Unter dem Leitgedanken, dass Erwachsenwerden kein abgeschlossener Moment, sondern ein lebenslanger Prozess ist, entstand ein vielseitiges und emotional dichtes Bühnenprogramm. Besonders bemerkenswert: Sämtliche Inhalte wurden von den Schülern selbst entwickelt, geschrieben und gestaltet.
Eine mitreißende Mischung
Das Publikum erlebte eine eindrucksvolle Mischung aus Schattentheater, Musik, Tanz, Poetry Slam, Monologen und szenischen Theaterstücken. Die Jugendlichen setzten sich dabei mit Themen auseinander, die Menschen jeden Alters bewegen: Ängste, Zweifel, Erwartungen, Zukunftssorgen, persönliche Entwicklung und die Frage nach dem eigenen Platz im Leben.
Die selbst verfassten Texte überzeugten durch eine außergewöhnliche Reife, Ehrlichkeit und Tiefe. Immer wieder gelang es den Darstellern, Situationen aus dem Alltag so authentisch auf die Bühne zu bringen, dass sich viele Zuschauer unmittelbar wiederfinden konnten.
Besonders beeindruckend war die Vielfalt der Beiträge: Jede Schülerin und jeder Schüler brachte individuelle Stärken ein und fand sichtbar eine eigene Rolle im Gesamtwerk. So entstand ein Abend, in dem jede einzelne Stimme Bedeutung hatte und zum gemeinsamen Ganzen beitrug.
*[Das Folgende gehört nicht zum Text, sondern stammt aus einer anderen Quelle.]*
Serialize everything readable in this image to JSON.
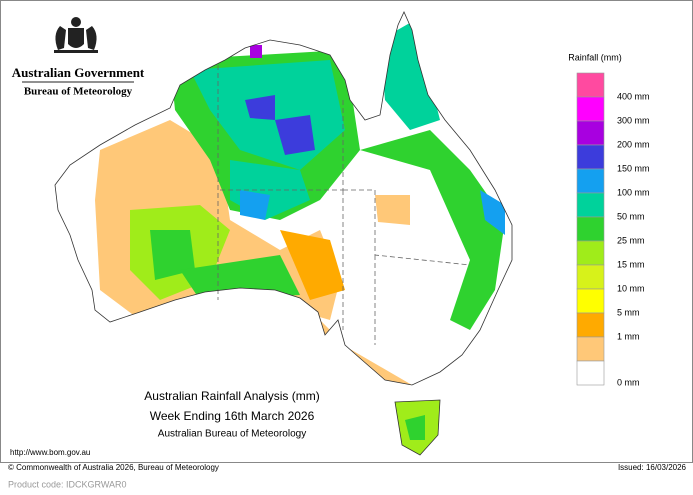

Viele Rückmeldungen aus dem Publikum machten deutlich, wie nachhaltig die Aufführung wirkte. Besucher beschrieben den Abend als berührend, nachdenklich stimmend und außergewöhnlich authentisch. Gelobt wurde insbesondere die Offenheit, mit der sensible Themen angesprochen wurden.
Dass diese Offenheit möglich wurde, war auch Ausdruck der besonderen Arbeitsatmosphäre im Kurs. Über die Monate hinweg entstand ein kreativer und geschützter Raum, in dem Vertrauen wachsen konnte — eine wichtige Grundlage dafür, dass persönliche Gedanken und Emotionen künstlerisch verarbeitet und schließlich mit großer Stärke auf die Bühne gebracht werden konnten.
„Er(st) wachsen“ war damit weit mehr als ein Theaterabend: Es war eine intensive künstlerische Auseinandersetzung mit dem Leben selbst — ehrlich, mutig und bewegend.
Der Literaturkurs des KvGG hat mit dieser Aufführung eindrucksvoll gezeigt, wie kreativ, reflektiert und tiefgründig junge Menschen gesellschaftlich relevante Themen aufgreifen und künstlerisch umsetzen können.